Take action if a child tells you someone is harming them. You may be the only person they tell.

What parents can do

If you get upset and angry easily there are services that can help you to manage these feelings. Don’t be afraid to ask for help. Your doctor is a good place to start. You could also:

  • spend time with supportive, positive people
  • develop a network of family and friends you can talk to, and ask for help when you need it
  • seek help with the things that are stressing you in your life, e.g. money, relationships, drugs, alcohol
  • look after your health and wellbeing, including your mental health. With all the demands on parents, it can be hard to get the time to care for yourself. If you look after yourself you can take better care of your children
  • learn about child development at different ages. You may be less upset if you know your child isn’t yet able to do something you want them to do
  • show your child what you expect of them calmly and patiently. Seek support if you need help with your child’s behaviour
  • show your child that you love them in the things you do and say every day. It will help them to feel safe and secure.

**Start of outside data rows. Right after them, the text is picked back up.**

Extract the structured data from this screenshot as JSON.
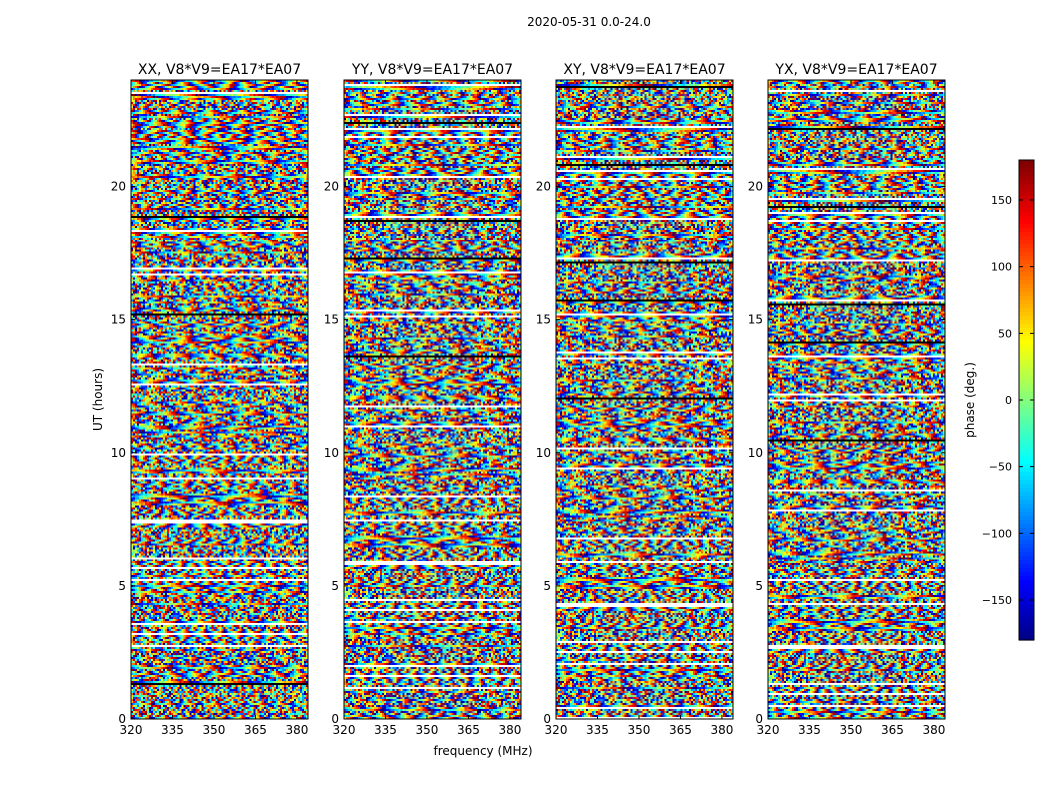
{
  "suptitle": "2020-05-31 0.0-24.0",
  "chart_data": [
    {
      "type": "heatmap",
      "title": "XX, V8*V9=EA17*EA07",
      "xlabel": "",
      "ylabel": "UT (hours)",
      "xlim": [
        320,
        384
      ],
      "ylim": [
        0,
        24
      ],
      "xticks": [
        320,
        335,
        350,
        365,
        380
      ],
      "yticks": [
        0,
        5,
        10,
        15,
        20
      ],
      "value": "phase (deg.)"
    },
    {
      "type": "heatmap",
      "title": "YY, V8*V9=EA17*EA07",
      "xlabel": "frequency (MHz)",
      "ylabel": "",
      "xlim": [
        320,
        384
      ],
      "ylim": [
        0,
        24
      ],
      "xticks": [
        320,
        335,
        350,
        365,
        380
      ],
      "yticks": [
        0,
        5,
        10,
        15,
        20
      ],
      "value": "phase (deg.)"
    },
    {
      "type": "heatmap",
      "title": "XY, V8*V9=EA17*EA07",
      "xlabel": "",
      "ylabel": "",
      "xlim": [
        320,
        384
      ],
      "ylim": [
        0,
        24
      ],
      "xticks": [
        320,
        335,
        350,
        365,
        380
      ],
      "yticks": [
        0,
        5,
        10,
        15,
        20
      ],
      "value": "phase (deg.)"
    },
    {
      "type": "heatmap",
      "title": "YX, V8*V9=EA17*EA07",
      "xlabel": "",
      "ylabel": "",
      "xlim": [
        320,
        384
      ],
      "ylim": [
        0,
        24
      ],
      "xticks": [
        320,
        335,
        350,
        365,
        380
      ],
      "yticks": [
        0,
        5,
        10,
        15,
        20
      ],
      "value": "phase (deg.)"
    }
  ],
  "colorbar": {
    "label": "phase (deg.)",
    "range": [
      -180,
      180
    ],
    "ticks": [
      -150,
      -100,
      -50,
      0,
      50,
      100,
      150
    ],
    "colormap": "jet"
  }
}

If there is violence in your family

If there is violence in your family it is important to seek help. It doesn’t usually stop by itself.

If you or your children are in immediate danger phone the police on 000, or 131 444 for police attendance. You can also call the Domestic Violence Gateway Service on 1800 800 098.

Child protection is everyone’s business

Child abuse and neglect can be prevented or stopped. Everyone can help make sure children are safe.

In South Australia, the Children’s Protection Act seeks to protect children. It says that certain people must make a report if they suspect child abuse. This applies to doctors, nurses, dentists, psychologists, police, probation officers, social workers, teachers, family day carers, clergy and those working where services are provided to children, including sports.

The Department for Child Protection and the Police have a legal responsibility to protect children. They investigate reports of child abuse and can remove children who are at serious risk.

People in the community can also report their concerns. It is important to do this even if you think it is not your business or you don’t want to get involved. You could stop a child being harmed and help a family get support.

If you suspect a child is being abused, call the Child Abuse Report Line on 13 14 78. They will keep your details confidential.